We studied whether inhaled nitric oxide (NO) would improve arterial oxygen tension (PaO(2)) and reduce the occurrence of oxygen saturation of hemoglobin (O(2)Hb) < 90% during one-lung ventilation (OLV). One-hundred-fifty-two patients were ventilated either with or without NO (20 ppm) with an inspired fraction of oxygen (FIO(2)) of either 0.3, 0.5, or 1.0 during OLV. Anesthesia was induced and maintained with propofol, remifentanil, and rocuronium IV, and lung separation was achieved with a double-lumen tube. During OLV, we set positive end-expiratory pressure at 5 cm H(2)O, peak pressure at 30 cm H(2)O, and end-tidal CO(2) at 30 mm Hg. The nonventilated lung was opened to room air and collapsed. During OLV, three consecutive measurements were performed every 10 min. The operated lung was temporarily ventilated if pulse oximetric saturation (SpO(2)) decreased to < 91%. SpO(2) <9 1% occurred in 2 of the 152 patients. SpO(2) overestimated O(2)Hb by 2.9% +/- 0.1%. NO failed to improve oxygenation or alter occurrence of O(2)Hb < 90% during OLV across all time points and all levels of FIO(2).

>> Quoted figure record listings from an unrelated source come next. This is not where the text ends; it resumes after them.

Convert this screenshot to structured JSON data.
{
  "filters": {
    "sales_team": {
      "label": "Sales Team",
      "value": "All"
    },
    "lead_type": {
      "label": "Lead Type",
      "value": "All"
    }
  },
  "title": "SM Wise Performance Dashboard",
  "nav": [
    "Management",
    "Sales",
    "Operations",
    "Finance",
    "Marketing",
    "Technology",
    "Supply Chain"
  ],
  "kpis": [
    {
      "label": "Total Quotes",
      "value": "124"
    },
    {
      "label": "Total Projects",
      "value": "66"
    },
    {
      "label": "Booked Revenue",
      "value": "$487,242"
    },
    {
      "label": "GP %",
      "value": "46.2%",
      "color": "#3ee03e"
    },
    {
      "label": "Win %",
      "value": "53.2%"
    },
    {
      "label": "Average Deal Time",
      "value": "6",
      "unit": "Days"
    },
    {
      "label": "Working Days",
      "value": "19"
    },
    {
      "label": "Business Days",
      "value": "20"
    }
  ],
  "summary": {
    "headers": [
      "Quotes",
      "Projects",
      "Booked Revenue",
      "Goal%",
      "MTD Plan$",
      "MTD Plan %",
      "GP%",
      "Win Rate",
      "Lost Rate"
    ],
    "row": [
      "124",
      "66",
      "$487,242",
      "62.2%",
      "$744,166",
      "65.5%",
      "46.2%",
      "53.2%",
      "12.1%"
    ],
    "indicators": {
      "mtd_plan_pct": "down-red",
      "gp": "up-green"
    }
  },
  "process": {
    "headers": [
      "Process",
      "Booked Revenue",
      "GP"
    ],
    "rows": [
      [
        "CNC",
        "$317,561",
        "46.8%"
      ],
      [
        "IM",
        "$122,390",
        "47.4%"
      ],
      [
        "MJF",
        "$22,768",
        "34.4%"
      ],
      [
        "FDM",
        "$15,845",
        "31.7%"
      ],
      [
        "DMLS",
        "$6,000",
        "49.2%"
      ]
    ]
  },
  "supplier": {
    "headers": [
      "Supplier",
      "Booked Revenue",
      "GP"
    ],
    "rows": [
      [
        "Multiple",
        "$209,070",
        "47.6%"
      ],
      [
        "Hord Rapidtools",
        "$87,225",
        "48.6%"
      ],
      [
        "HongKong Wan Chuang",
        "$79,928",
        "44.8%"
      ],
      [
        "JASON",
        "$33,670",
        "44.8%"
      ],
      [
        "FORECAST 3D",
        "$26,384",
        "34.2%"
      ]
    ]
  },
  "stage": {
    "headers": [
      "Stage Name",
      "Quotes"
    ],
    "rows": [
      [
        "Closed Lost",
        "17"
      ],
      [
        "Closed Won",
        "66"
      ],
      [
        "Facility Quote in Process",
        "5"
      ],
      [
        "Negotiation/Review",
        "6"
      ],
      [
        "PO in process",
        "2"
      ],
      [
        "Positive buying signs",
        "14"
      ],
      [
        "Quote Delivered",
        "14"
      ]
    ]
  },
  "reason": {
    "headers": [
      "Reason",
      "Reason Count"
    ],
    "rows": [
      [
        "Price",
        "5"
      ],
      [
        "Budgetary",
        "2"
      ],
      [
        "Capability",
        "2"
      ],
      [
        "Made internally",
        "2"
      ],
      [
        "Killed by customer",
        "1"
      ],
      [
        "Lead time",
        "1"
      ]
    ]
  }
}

Increasing FIO(2) increased oxygenation and decreased occurrence of O(2)Hb < 90% (P: < 0.001). At FIO(2) = 1, PaO(2) was higher (P < 0.01) and O(2)Hb < 90% rate tended to be lower (P = 0.1) during right versus left lung ventilation. PaO(2) was higher in patients undergoing pneumonectomy and lobectomy than in those undergoing metastasectomy or video-assisted operations (P < 0.05).


Inhaled nitric oxide failed to improve oxygenation during one-lung ventilation. Oxygenation during one-lung ventilation was improved with increasing levels of FIO(2) during ventilation of the right versus the left lung and with increasing pathology of the nonventilated lung.